Bref, une volonté évidente de faire briller Paris aux yeux de toute la planète de l’art. Mais aussi, de façon plus terre à terre, une grosse artillerie pour frapper fort dans la concurrence internationale de l’art, face à Berlin et Londres notamment, par delà la crise…
Cette foire de foires est à l’évidence un événement plus commercial qu’artistique. En dépit d’une convergence habilement coordonnée d’initiatives, son ampleur pourrait bien, paradoxalement, traduire une véritable crise de l’art, qui viendrait confirmer et creuser la «crise de la culture» qu’Hannah Arendt associait dans les années 1970 à l’essor de la société des loisirs.
C’est aujourd’hui l’art lui-même qui est directement atteint par sa marchandisation outrancière, et par l’hégémonie du marché dont les formes les plus apparentes sont la prolifération des foires, la tyrannie des salles de vente, et la spéculation effrénée dont sont emblématiques les récentes enchères-spectacles orchestrées sur la scène internationale.
Il ne s’agit évidemment pas de décréter l’inutilité du marché et de ses structures de diffusion et de vente, ni de prôner un impossible contact direct entre les artistes et les spectateurs, ni de rêver à une idyllique virginité commerciale de l’art, mais de cerner les effets d’une situation d’hypertrophie du marché sur l’art et sur visibilité même des œuvres.
Dans les foires, l’art est paradoxalement invisible en dépit de la présence physique des œuvres. Les ready-made de Marcel Duchamp ont en effet amplement attesté que la présence ne suffit pas pour qu’une chose soit vue comme une œuvre d’art. Il lui faut pour cela un dispositif particulier de visibilité, en l’occurrence le musée, qui, au terme d’un protocole artistique particulier, va conférer à la chose la plus ordinaire cette visibilité qui est propre aux œuvres d’art.

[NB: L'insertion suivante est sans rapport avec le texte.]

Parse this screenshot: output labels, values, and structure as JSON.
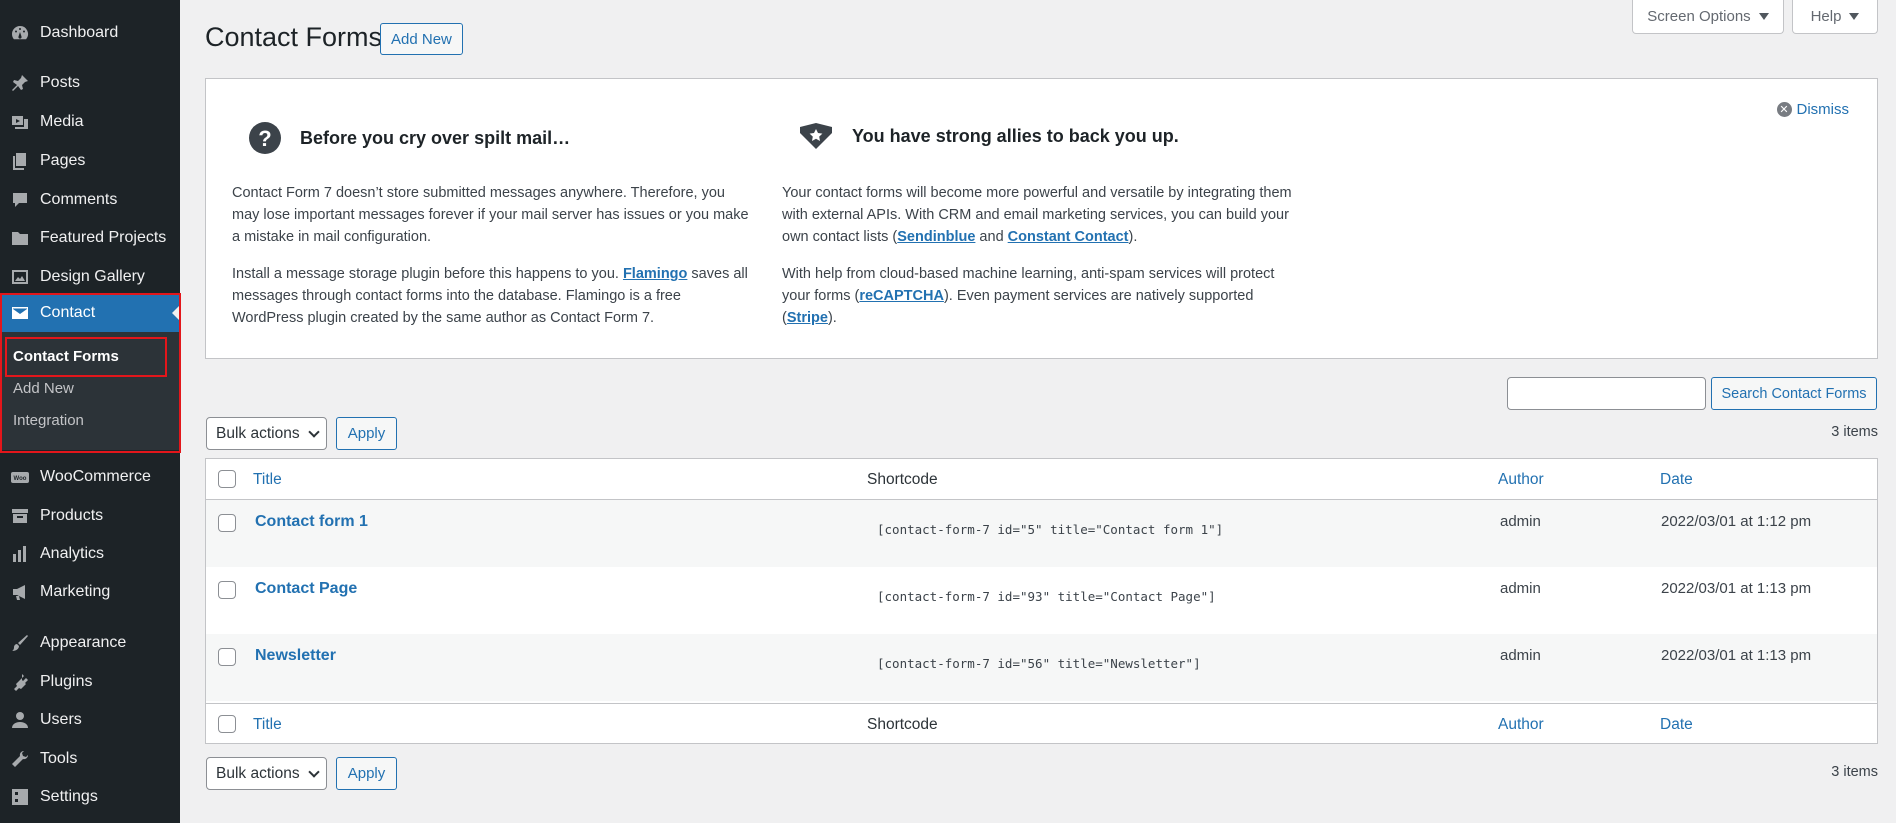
{
  "sidebar": {
    "items": [
      {
        "label": "Dashboard",
        "icon": "dashboard-icon"
      },
      {
        "label": "Posts",
        "icon": "pin-icon"
      },
      {
        "label": "Media",
        "icon": "media-icon"
      },
      {
        "label": "Pages",
        "icon": "pages-icon"
      },
      {
        "label": "Comments",
        "icon": "comment-icon"
      },
      {
        "label": "Featured Projects",
        "icon": "folder-icon"
      },
      {
        "label": "Design Gallery",
        "icon": "gallery-icon"
      },
      {
        "label": "Contact",
        "icon": "envelope-icon"
      },
      {
        "label": "WooCommerce",
        "icon": "woo-icon"
      },
      {
        "label": "Products",
        "icon": "archive-icon"
      },
      {
        "label": "Analytics",
        "icon": "bar-chart-icon"
      },
      {
        "label": "Marketing",
        "icon": "megaphone-icon"
      },
      {
        "label": "Appearance",
        "icon": "paintbrush-icon"
      },
      {
        "label": "Plugins",
        "icon": "plugin-icon"
      },
      {
        "label": "Users",
        "icon": "user-icon"
      },
      {
        "label": "Tools",
        "icon": "wrench-icon"
      },
      {
        "label": "Settings",
        "icon": "settings-icon"
      }
    ],
    "submenu": [
      {
        "label": "Contact Forms"
      },
      {
        "label": "Add New"
      },
      {
        "label": "Integration"
      }
    ]
  },
  "top_buttons": {
    "screen_options": "Screen Options",
    "help": "Help"
  },
  "header": {
    "title": "Contact Forms",
    "add_new": "Add New"
  },
  "welcome": {
    "dismiss": "Dismiss",
    "left": {
      "heading": "Before you cry over spilt mail…",
      "p1": "Contact Form 7 doesn’t store submitted messages anywhere. Therefore, you may lose important messages forever if your mail server has issues or you make a mistake in mail configuration.",
      "p2_a": "Install a message storage plugin before this happens to you. ",
      "p2_link": "Flamingo",
      "p2_b": " saves all messages through contact forms into the database. Flamingo is a free WordPress plugin created by the same author as Contact Form 7."
    },
    "right": {
      "heading": "You have strong allies to back you up.",
      "p1_a": "Your contact forms will become more powerful and versatile by integrating them with external APIs. With CRM and email marketing services, you can build your own contact lists (",
      "p1_link1": "Sendinblue",
      "p1_mid": " and ",
      "p1_link2": "Constant Contact",
      "p1_end": ").",
      "p2_a": "With help from cloud-based machine learning, anti-spam services will protect your forms (",
      "p2_link1": "reCAPTCHA",
      "p2_mid": "). Even payment services are natively supported (",
      "p2_link2": "Stripe",
      "p2_end": ")."
    }
  },
  "search": {
    "value": "",
    "button": "Search Contact Forms"
  },
  "bulk": {
    "label": "Bulk actions",
    "apply": "Apply",
    "count": "3 items"
  },
  "table": {
    "columns": {
      "title": "Title",
      "shortcode": "Shortcode",
      "author": "Author",
      "date": "Date"
    },
    "rows": [
      {
        "title": "Contact form 1",
        "shortcode": "[contact-form-7 id=\"5\" title=\"Contact form 1\"]",
        "author": "admin",
        "date": "2022/03/01 at 1:12 pm"
      },
      {
        "title": "Contact Page",
        "shortcode": "[contact-form-7 id=\"93\" title=\"Contact Page\"]",
        "author": "admin",
        "date": "2022/03/01 at 1:13 pm"
      },
      {
        "title": "Newsletter",
        "shortcode": "[contact-form-7 id=\"56\" title=\"Newsletter\"]",
        "author": "admin",
        "date": "2022/03/01 at 1:13 pm"
      }
    ]
  },
  "colors": {
    "accent": "#2271b1",
    "sidebar_bg": "#1d2327",
    "highlight_box": "#e3161b"
  }
}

Les foires ne sont donc pas des dispositifs de visibilité de l’art, mais des machines de vente. Elles ne convertissent pas des choses en œuvres, mais des œuvres en marchandises. En quoi elles sont plus proches des supermarchés que des musées. Aussi soignés que soient les stands des galeries présentes dans les foires, les œuvres-marchandises sont, comme dans les supermarchés ou les catalogues de ventes, généralement juxtaposées, isolées les unes des autres, souvent confinées dans des espaces exigus, et surtout sans rapports esthétiques et de sens entre elles.
Dans les foires, les œuvres sont invisibles parce qu’elles sont platement accrochées à un prix ou à une cote au lieu d’être reliées à une problématique signifiante ou esthétique comme elles le sont (idéalement) dans les musées ou les biennales. De la foire à la biennale on passe d’une logique de la marchandise et de la vente à une logique esthétique, signifiante et sensible.
Même s’il n’est évidemment pas dépourvu de sensibilité, le regard du collectionneur qui arpente les stands d’une foire est inséparable d’une sorte de pulsion de possession et d’achat, de calcul. L’attention à la qualité esthétique des œuvres n’est jamais séparée d’une tentation spéculative, aussi modeste soit-elle. La foire donne ainsi, sous l’autorité de la quantité, consistance à un improbable mélange entre valeur esthétique et valeur d’échange, entre l’art et la spéculation.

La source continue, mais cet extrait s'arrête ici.